M: O vórtice e a água não estão separados. É a perturbação que o torna consciente da água. A consciência é sempre do movimento, da mudança. Não pode haver nenhuma consciência do imutável. A imutabilidade apaga a consciência imediatamente. Um homem privado de sensações externas e internas torna-se vazio ou vai além da consciência e da inconsciência, para dentro do estado sem nascimento e sem morte. Apenas quando o espírito e a matéria se unem, nasce a consciência.

P: Eles são um ou dois?

M: Depende das palavras que você usa: eles são um, ou dois, ou três. Ao investigar, os três se convertem em dois e os dois em um. Tome a comparação da 
face–espelho–imagem. Cada par pressupõe o terceiro, que os une.
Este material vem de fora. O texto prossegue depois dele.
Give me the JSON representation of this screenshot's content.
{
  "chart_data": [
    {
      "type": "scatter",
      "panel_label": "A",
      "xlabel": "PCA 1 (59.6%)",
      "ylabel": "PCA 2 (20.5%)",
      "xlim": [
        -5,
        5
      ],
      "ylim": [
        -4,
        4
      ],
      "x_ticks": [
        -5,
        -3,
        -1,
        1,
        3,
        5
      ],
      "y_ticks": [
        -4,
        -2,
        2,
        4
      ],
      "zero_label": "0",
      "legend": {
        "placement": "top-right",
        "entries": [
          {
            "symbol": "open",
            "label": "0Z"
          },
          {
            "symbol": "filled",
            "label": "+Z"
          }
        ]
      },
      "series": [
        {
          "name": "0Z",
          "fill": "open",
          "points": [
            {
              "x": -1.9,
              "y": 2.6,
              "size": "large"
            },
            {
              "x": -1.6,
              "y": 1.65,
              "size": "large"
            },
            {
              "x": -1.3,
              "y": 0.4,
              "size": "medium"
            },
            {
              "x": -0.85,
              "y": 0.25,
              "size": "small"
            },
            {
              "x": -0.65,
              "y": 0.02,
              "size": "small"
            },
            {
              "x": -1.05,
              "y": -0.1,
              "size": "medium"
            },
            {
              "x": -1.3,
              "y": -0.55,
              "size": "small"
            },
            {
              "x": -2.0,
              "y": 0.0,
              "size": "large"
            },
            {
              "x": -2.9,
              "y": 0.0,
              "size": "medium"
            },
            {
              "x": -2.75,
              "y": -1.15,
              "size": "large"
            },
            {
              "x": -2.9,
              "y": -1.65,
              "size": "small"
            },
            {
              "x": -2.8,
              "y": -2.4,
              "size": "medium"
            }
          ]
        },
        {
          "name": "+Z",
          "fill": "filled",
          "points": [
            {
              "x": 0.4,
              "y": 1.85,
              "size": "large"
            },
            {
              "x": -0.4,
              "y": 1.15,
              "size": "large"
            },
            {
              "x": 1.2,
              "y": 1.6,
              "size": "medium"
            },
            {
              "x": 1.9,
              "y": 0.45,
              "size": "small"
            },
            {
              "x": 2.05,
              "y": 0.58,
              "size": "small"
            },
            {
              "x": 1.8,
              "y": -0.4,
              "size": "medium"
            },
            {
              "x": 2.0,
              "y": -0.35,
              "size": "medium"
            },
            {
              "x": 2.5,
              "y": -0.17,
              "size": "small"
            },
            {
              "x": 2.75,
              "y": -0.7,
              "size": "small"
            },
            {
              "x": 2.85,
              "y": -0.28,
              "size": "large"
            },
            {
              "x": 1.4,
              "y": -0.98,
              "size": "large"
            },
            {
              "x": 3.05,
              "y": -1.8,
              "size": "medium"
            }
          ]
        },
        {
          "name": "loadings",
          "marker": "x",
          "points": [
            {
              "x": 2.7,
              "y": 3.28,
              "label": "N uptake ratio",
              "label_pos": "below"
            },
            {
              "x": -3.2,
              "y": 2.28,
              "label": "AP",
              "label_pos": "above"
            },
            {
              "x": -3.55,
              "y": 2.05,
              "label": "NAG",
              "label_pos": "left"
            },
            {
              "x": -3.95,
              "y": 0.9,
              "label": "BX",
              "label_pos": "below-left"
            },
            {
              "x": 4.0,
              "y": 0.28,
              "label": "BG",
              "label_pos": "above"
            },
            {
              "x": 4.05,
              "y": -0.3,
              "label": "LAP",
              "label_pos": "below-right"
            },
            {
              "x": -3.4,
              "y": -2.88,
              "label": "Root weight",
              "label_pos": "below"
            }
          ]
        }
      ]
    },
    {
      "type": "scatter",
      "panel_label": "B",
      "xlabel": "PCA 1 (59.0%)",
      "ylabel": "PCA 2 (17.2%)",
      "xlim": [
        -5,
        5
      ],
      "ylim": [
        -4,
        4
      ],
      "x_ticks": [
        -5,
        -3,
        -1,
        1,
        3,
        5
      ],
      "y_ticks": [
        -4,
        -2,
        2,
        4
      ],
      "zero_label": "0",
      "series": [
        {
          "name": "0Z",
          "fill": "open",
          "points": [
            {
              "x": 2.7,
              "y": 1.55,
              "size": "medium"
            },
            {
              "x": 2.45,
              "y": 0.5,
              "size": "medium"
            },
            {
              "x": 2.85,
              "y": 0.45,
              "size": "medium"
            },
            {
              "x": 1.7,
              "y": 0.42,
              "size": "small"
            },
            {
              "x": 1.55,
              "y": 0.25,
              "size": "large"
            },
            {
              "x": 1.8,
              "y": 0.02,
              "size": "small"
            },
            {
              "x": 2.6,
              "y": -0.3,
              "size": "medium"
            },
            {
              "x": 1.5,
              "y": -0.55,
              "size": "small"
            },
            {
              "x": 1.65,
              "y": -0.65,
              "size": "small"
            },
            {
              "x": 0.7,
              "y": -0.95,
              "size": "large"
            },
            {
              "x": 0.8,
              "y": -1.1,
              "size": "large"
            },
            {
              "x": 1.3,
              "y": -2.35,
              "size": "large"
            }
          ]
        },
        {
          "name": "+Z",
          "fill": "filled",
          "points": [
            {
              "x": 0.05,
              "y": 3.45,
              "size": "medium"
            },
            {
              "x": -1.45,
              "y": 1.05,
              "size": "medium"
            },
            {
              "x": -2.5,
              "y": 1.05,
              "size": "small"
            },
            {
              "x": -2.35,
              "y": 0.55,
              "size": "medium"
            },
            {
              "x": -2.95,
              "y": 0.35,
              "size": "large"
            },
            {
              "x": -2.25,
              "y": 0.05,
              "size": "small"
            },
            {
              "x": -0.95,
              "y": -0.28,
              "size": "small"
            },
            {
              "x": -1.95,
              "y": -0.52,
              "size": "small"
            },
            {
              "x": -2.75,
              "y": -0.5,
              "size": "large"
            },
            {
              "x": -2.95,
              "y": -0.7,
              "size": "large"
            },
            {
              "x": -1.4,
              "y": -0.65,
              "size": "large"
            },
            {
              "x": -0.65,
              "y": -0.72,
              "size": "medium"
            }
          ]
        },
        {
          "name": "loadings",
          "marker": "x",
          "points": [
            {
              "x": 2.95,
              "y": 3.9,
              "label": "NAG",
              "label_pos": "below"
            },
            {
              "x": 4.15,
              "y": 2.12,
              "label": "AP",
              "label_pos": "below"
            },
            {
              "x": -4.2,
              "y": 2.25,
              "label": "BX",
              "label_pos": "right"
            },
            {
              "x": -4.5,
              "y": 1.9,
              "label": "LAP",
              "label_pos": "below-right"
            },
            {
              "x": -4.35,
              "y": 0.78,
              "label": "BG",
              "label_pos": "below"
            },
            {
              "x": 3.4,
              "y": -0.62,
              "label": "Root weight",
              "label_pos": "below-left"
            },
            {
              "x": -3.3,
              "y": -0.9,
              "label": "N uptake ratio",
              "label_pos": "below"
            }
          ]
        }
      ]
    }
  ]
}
Na disciplina, você vê os três como dois, até que você perceba os dois como uma unidade.

Enquanto estiver absorvido no mundo, você será incapaz de conhecer-se; para conhecer a si mesmo, afaste a atenção do mundo e volte-a para dentro.

P: Não posso destruir o mundo.

M: Não há necessidade. Apenas entenda que o que você vê não é o que é. As aparências serão dissolvidas ao serem investigadas, e a realidade subjacente virá à superfície. Você não necessita queimar a casa para sair dela. Simplesmente saia dela. Só quando não puder ir e vir livremente, a casa se tornará uma prisão. Eu me movo para dentro e para fora da consciência de forma fácil e natural e, portanto, para mim, o mundo é um lar, não uma prisão.

P: Mas, afinal de contas, há ou não um mundo?

M: O que você vê é apenas seu ser. Chame-o como quiser, não muda o fato. Através do filme do destino, sua própria luz projeta imagens sobre a tela. Você é o espectador, a luz, o filme e a tela. Mesmo o filme do destino (prarabdha) é selecionado e imposto por você mesmo. O espírito é um atleta que aprecia superar obstáculos. Quanto mais dura a tarefa, mais ampla e profunda é sua autorrealização.